Cuando el restaurante de comida rápida es “mejor” que el tradicional: por ilógico que parezca, puede que el McDonalds nos ayude más a mantener la línea que el Casa Pepe. Es lo que defienden dos estudios, uno británico que analizó el contenido calórico de 13.500 platos de 27 cadenas frente a 21 establecimientos normales y otro estadounidense donde se analizaban las calorías de los platos más populares de 116 restaurantes de seis países (EE.UU, Brasil, China, Finlandia, Ghana e India).
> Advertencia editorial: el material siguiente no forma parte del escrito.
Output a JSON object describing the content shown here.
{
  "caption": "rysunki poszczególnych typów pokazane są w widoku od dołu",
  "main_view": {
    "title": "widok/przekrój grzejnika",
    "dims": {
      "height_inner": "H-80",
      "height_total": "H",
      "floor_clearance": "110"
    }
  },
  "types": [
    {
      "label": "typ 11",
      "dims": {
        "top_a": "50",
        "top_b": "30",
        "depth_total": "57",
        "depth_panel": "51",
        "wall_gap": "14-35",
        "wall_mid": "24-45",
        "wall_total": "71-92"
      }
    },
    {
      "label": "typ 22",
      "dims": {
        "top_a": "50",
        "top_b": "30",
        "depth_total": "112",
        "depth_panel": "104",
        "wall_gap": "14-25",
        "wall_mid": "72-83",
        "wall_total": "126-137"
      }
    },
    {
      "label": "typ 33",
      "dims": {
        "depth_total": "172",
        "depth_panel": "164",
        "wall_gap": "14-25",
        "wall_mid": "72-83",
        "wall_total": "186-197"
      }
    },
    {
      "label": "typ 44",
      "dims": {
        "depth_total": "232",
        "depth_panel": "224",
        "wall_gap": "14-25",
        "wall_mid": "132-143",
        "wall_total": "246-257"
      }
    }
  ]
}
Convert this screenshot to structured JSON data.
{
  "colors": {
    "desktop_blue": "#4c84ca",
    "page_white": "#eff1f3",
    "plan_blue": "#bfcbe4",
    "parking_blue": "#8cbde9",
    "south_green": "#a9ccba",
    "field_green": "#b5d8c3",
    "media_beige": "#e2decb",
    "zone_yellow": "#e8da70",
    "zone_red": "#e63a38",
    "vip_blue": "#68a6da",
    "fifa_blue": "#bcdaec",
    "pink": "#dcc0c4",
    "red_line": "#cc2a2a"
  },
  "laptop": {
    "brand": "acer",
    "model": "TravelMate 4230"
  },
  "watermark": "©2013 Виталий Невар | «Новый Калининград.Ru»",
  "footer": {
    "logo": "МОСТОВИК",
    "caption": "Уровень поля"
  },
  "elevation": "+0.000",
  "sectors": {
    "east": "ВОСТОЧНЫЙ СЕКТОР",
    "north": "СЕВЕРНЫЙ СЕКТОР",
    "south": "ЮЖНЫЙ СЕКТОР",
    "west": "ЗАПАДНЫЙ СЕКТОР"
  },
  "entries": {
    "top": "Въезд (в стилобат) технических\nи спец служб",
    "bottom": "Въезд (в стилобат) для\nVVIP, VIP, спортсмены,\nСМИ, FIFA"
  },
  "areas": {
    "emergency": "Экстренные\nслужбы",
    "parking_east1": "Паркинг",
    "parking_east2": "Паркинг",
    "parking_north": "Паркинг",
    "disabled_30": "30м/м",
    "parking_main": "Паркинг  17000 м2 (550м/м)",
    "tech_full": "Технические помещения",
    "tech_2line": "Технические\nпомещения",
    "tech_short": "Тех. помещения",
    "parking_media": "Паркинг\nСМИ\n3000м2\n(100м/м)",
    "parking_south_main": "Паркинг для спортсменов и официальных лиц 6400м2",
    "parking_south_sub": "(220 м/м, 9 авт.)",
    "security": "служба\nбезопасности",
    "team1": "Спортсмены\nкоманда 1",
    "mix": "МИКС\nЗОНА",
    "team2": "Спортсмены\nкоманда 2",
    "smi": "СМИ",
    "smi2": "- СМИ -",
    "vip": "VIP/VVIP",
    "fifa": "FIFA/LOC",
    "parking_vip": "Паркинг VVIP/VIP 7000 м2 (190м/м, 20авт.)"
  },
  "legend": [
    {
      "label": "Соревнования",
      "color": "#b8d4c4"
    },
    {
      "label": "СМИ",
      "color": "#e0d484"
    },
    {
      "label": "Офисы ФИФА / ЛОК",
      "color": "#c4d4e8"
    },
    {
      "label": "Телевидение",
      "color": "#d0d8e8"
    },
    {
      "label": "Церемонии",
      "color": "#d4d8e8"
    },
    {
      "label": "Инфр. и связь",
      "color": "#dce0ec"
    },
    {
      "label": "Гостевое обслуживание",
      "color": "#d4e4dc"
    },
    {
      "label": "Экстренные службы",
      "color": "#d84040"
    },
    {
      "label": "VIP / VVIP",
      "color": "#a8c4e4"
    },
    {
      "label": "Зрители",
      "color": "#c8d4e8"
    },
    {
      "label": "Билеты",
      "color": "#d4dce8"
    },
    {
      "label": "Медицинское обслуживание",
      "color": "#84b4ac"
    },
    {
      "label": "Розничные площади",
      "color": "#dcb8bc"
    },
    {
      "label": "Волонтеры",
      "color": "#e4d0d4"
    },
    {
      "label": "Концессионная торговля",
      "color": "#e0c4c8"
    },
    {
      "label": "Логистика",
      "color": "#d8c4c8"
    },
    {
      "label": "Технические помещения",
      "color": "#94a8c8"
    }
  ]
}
Se concluyó con que la comida rápida poseía, de media, un 33% menos de calorías que los platos de los restaurantes tradicionales. Sólo el 11% de los platos de los locales corrientes examinados respetaba el límite recomendado de 600 calorías por ingesta, cosa que cumplía el 17% de los fast food. Sí, un menú del Burger King aporta menos calorías que ese bar de toda la vida con su primero y su segundo, aunque en nuestra imagen mental sean los primeros los que se llevan nuestro rechazo (ojo, sólo teniendo en cuenta el recuento calórico, una métrica poco útil para determinar la idoneidad alimenticia final).
De hecho los restaurantes son un campo de minas para nuestro cerebro: por ejemplo, está demostrado que la sociabilidad y el comer en grupo nos lleve a pedir platos más calóricos. También, y según un estudio de la Universidad Duke, es más normal que por el mero hecho de que el menú presente la opción de un plato saludable sintamos el efecto del "cumplimiento indirecto del objetivo” de mantenernos en nuestro objetivo calórico. Es decir, sólo por el mero hecho de ver impreso que podemos elegir ensalada aunque luego pedimos pasta descuidamos el resto de nuestra ingesta. El “efecto segunda comida” provoca que, después de ingerir una ración copiosa, necesitemos aumentar la porción de nuestras siguientes comidas a la noche o al día siguiente. Los restaurantes, ese despeñadero de las voluntades humanas.